So, before X-Men: The Animated Series in 1992, there was Pryde of the X-Men (or X-Men: Pryde of the X-Men). This animated pilot in 1989 was Marvel's first serious attempt to bring the X-Men to television, and while it didn't launch a series, it left behind a fascinating legacy.
Apparently, this was made using leftover budget from RoboCop: The Animated Series.
Narrated by the late-great Stan Lee, it featured Kitty Pryde (aka Shadowcat) as the audience POV-character (in X-Men: The Animated Series, it'd be Jubilee), joining the X-Men just as Magneto and his Brotherhood of Mutant Terrorists threaten Earth.
The team lineup included Cyclops, Storm, Nightcrawler, Colossus, Wolverine (complete with a wild Australian accent), Dazzler, and Professor X. This lineup did reflect the X-Men of the '80s. Whereas X-Men: The Animated Series reflected the IP in the '90s, with Jim Lee's character designs as the basis for that series.
The action sequences and character models were strong for their time in this pilot.
One thing this pilot did was directly inspire the legendary 1992 Konami arcade game X-Men, which used the same character designs and voice styles. And of course, that wonderful crazy line, "Welcome to die!"
What If?
Pryde of the X-Men was one of those fascinating inflection points where a single production choice rippled across decades of character prominence, merchandising, and fan identification. This pilot ended up remaining a great "what if" in terms of how things would have shaken out with the X-Men IP going into the '90s.

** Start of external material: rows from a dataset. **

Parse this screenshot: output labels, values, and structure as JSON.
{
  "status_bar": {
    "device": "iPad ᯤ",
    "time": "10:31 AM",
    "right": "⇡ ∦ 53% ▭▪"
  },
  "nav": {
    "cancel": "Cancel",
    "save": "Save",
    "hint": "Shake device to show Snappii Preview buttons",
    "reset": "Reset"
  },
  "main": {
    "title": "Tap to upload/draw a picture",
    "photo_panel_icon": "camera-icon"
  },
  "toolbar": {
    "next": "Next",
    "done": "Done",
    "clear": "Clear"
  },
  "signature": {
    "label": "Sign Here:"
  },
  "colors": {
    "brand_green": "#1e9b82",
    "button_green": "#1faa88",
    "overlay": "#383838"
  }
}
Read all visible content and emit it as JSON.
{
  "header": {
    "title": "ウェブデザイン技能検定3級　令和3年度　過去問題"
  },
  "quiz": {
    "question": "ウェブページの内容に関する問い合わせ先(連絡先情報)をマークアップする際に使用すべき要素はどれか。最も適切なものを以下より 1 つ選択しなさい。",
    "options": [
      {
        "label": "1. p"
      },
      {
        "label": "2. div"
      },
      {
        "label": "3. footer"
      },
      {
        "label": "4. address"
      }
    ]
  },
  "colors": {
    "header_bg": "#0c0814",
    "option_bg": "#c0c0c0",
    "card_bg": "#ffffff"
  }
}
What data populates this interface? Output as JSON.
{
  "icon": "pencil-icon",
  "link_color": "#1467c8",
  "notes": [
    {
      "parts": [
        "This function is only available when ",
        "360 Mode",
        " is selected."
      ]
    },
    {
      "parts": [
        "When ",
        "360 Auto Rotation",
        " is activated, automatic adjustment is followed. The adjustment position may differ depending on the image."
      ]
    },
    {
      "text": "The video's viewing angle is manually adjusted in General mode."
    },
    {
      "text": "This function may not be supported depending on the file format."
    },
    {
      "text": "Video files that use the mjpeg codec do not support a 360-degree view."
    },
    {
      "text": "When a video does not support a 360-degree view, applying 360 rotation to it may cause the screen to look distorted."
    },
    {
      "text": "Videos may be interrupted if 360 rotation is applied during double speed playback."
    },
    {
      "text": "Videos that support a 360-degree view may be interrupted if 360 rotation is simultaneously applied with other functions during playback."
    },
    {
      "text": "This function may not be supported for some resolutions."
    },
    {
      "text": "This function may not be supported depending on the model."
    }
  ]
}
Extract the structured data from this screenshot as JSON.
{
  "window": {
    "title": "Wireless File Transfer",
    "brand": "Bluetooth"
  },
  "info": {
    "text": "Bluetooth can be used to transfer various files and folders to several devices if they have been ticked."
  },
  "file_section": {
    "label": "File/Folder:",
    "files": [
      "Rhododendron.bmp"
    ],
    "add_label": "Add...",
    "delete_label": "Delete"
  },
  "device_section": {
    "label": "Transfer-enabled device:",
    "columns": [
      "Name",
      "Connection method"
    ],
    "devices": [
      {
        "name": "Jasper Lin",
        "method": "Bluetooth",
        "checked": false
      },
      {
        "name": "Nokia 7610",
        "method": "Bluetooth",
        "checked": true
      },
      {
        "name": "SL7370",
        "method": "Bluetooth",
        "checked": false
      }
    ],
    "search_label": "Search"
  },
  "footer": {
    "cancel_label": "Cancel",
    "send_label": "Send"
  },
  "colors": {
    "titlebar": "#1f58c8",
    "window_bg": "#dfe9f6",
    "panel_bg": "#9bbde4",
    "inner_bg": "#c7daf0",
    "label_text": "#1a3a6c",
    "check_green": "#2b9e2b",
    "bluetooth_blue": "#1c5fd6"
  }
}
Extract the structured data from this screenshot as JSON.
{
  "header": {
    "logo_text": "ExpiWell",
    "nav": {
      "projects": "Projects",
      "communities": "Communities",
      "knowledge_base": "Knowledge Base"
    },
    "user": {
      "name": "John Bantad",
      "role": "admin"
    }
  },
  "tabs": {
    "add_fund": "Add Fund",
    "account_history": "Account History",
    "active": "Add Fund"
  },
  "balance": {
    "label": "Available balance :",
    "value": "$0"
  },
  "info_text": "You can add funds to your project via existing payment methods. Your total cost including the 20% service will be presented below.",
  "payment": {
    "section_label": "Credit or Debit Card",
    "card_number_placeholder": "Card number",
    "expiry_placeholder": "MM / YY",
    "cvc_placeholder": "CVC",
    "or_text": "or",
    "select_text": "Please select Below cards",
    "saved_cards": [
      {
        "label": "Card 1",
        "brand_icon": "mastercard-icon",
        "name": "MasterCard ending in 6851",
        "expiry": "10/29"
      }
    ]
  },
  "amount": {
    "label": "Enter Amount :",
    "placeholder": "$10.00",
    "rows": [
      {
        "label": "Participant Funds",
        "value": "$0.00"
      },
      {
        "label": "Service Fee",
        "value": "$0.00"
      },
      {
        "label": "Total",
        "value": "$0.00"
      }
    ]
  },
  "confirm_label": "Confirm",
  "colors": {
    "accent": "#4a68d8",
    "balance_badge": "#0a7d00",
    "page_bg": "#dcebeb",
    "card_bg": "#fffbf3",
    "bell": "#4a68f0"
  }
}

Kitty could have become the face of mutant adolescence, and Dazzler's multimedia marketing legacy never ended up fading.
Kitty Pryde was poised to be the POV character for a generation. She was smart, relatable, and already beloved in the comics. Had the pilot gone to series, Kitty might've been the face of '90s X-Men animation, not Jubilee. Kitty's Jewish identity, her cerebral approach to heroism, her support power vs. Jubilee's pop culture references, flashy Asian American personality, and explosive offensive powers to match.
Dazzler was created as a multimedia experiment, a disco-pop mutant designed to cross over into music and film. She was designed to be an aspirational pop-icon mutant, blending fame and heroism. With her and Longshot getting all the coverage instead (the luck-powered rebel from Mojoworld), they could've created a glam-punk romance that instead of Rogue and Gambit's Southern romance. Dazzler and Longshot would have explored fame and authenticity, trying to remain themselves despite being made spectacles at times. They were perfect for the MTV generation.
What ended up happening, of course, was X-Men: The Animated Series reconfigured the lineup based on '90s toy viability, Fox Kids demographics, and the rise of Wolverine as a merchandising juggernaut as we know him today (he was also given a much more proper Canadian accent).